Sharp cheddar offers a bite, while Monterey Jack adds a touch of mellow creaminess. This versatile blend melts beautifully on burgers, sandwiches, and even popcorn for a cheesy twist.
29. Mac & Cheese Blend
Pre-mixed and shredded, Mac & Cheese Blends come from grocery stores or online shops, ready to melt gooey into your creamy masterpiece.
Skip grating and mix cheddar, Gruyère, mozzarella, and sometimes Parmesan, all in one bag.
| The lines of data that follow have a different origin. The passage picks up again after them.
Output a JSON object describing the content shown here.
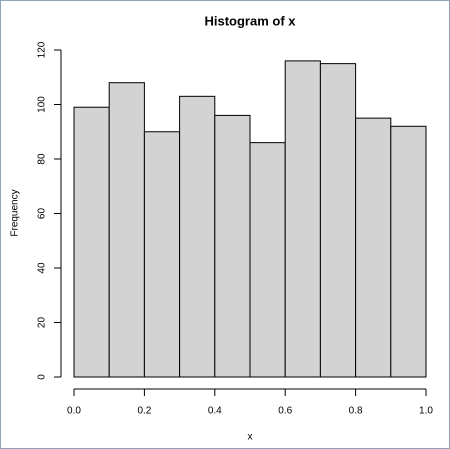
{
  "chart_data": {
    "type": "histogram",
    "title": "Histogram of x",
    "xlabel": "x",
    "ylabel": "Frequency",
    "bins": [
      0,
      0.1,
      0.2,
      0.3,
      0.4,
      0.5,
      0.6,
      0.7,
      0.8,
      0.9,
      1
    ],
    "counts": [
      99,
      108,
      90,
      103,
      96,
      86,
      116,
      115,
      95,
      92
    ],
    "color": "#d3d3d3",
    "xlim": [
      0,
      1
    ],
    "xticks": [
      {
        "value": 0,
        "label": "0.0"
      },
      0.2,
      0.4,
      0.6,
      0.8,
      {
        "value": 1,
        "label": "1.0"
      }
    ],
    "ylim": [
      0,
      120
    ],
    "yticks": [
      0,
      20,
      40,
      60,
      80,
      100,
      120
    ]
  }
}
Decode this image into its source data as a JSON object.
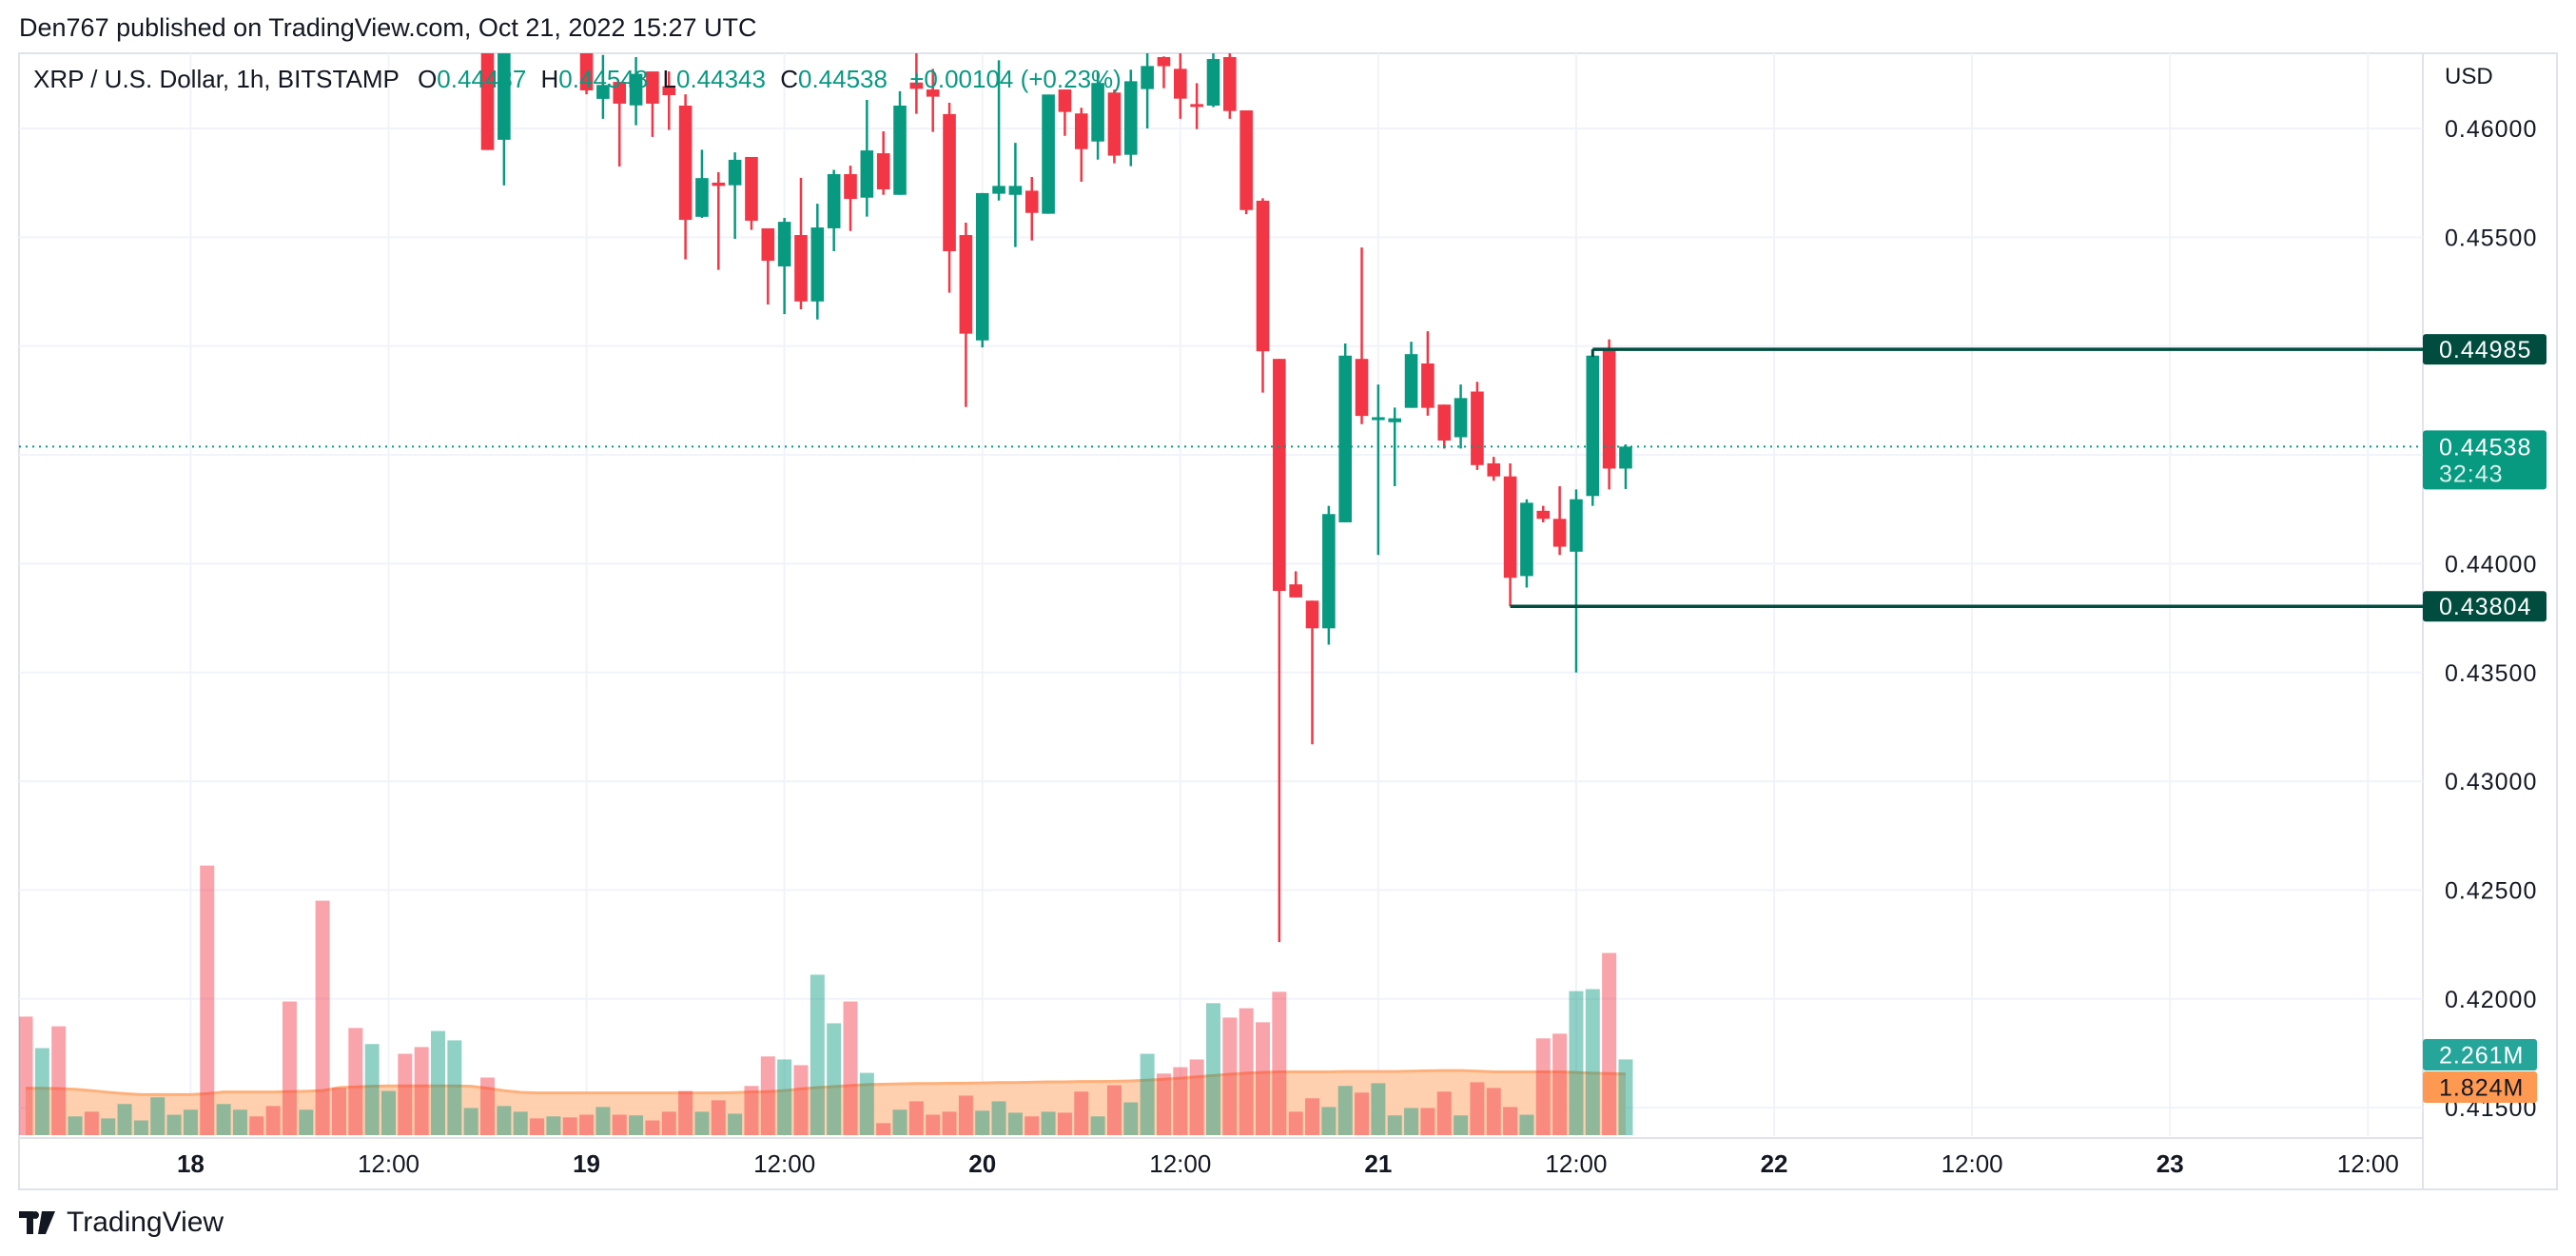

These blends crave heat, baking into golden, crunchy tops or swirling through pasta for ultimate cheesy comfort.
You choose the adventure!
Bottom Line
Let your cheesy adventure begin!
From classic mozzarella to fiery nacho blends, you’ve explored a world of shredded cheese possibilities.
Now, be open to getting creative and see what entices your taste buds the most!
The melty, gooey, and delicious journey awaits.
FAQs
What is the Best Shredded Cheese for Buffalo Chicken Dip?
For a classic Buffalo Chicken Dip, Pepper Jack takes the crown!
Its sharp cheddar-like base gets a kick of spice from jalapeño peppers, perfectly complementing the fiery buffalo sauce.
It melts well, creating a creamy, gooey texture, and its bold flavor stands up to the punchy dip without getting lost.
What is the Best Shredded Cheese for Hot Dogs?
The best cheese for hot dogs depends on your taste.
For a classic touch, go for Monterey Jack. Its mild, buttery flavor and smooth melt complement the savory hot dog without overpowering it.
If you like things zestier, try Colby Jack for a hint of cheddar sharpness.
For a smoky twist, go for a blend with smoked Gouda.
Be open to experimenting and what entices your taste buds the most.